Kalam rolled over and drove his right fist down into the creature’s throat.
Then released the handful of blood-soaked sand, gravel and rocks it had held.
And drove the dagger in his other hand deep between its breast bones.
The huge head jerked back, and the assassin rolled in the opposite direction, then regained his feet. The motion took all feeling from his legs and he toppled to the ground once more—but in the interval he had seen one of his long-knives, lying point embedded in the ground about fifteen paces distant.
The enkar’al was thrashing about now, choking, talons ripping into the bleached earth in its frenzied panic.
Sensation ebbed back into his legs, and Kalam began dragging himself across the parched ground.
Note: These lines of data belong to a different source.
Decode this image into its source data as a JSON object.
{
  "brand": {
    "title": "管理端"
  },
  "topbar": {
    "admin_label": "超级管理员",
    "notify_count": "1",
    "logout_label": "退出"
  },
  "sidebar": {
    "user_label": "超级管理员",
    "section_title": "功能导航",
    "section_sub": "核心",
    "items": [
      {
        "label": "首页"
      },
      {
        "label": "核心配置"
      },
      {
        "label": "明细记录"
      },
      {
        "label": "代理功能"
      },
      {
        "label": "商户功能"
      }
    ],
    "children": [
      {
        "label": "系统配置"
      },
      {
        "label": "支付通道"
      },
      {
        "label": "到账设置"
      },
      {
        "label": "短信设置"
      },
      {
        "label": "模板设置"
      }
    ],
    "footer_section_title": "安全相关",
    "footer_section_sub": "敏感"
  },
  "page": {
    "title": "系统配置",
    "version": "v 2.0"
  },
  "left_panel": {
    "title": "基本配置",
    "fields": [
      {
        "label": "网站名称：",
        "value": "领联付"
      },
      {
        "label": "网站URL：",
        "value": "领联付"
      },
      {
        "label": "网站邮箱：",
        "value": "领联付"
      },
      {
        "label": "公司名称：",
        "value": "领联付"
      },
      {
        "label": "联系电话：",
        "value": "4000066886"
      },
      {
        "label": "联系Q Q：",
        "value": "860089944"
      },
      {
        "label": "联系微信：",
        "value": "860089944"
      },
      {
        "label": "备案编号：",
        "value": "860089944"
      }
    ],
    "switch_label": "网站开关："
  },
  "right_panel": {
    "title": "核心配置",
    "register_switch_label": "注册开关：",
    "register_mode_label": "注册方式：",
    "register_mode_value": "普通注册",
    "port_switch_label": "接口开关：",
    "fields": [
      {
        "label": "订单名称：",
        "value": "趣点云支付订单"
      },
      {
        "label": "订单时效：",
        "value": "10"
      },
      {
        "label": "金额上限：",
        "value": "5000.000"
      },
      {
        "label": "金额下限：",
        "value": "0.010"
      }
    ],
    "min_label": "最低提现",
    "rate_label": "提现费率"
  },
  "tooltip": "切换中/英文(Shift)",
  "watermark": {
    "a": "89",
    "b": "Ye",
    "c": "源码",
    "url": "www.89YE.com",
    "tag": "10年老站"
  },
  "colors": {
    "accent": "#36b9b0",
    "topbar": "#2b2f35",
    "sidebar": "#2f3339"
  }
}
Towards the long-knife. The serpent blade, I think. How appropriate.
Everything shuddered and the assassin twisted around to see that the creature had leapt, landing splay-legged directly behind him—where he had been a moment ago. Blood was weeping from its cold eyes, which flashed in recognition—before panic overwhelmed them once more. Blood and gritty froth shot out from between its serrated jaws.
He resumed dragging himself forward, and was finally able to draw his legs up and manage a crawl.
Then the knife was in his right hand. Kalam slowly turned about, his head swimming, and began crawling back. ‘I have something for you,’ he gasped. ‘An old friend, come to say hello.’
The enkar’al heaved and landed heavily on its side, snapping the bones of one of its wings in the process. Tail lashing, legs kicking, talons spasming open and shut, head thumping repeatedly against the ground.
‘Remember my name, Demon,’ Kalam continued, crawling up to the beast’s head. He drew his knees under him, then raised the knife in both hands. The point hovered over the writhing neck, rose and fell until in time with its motion. ‘Kalam Mekhar . . . the one who stuck in your throat.’ He drove the knife down, punching through the thick pebbled skin, and the blood of a severed jugular sprayed outward.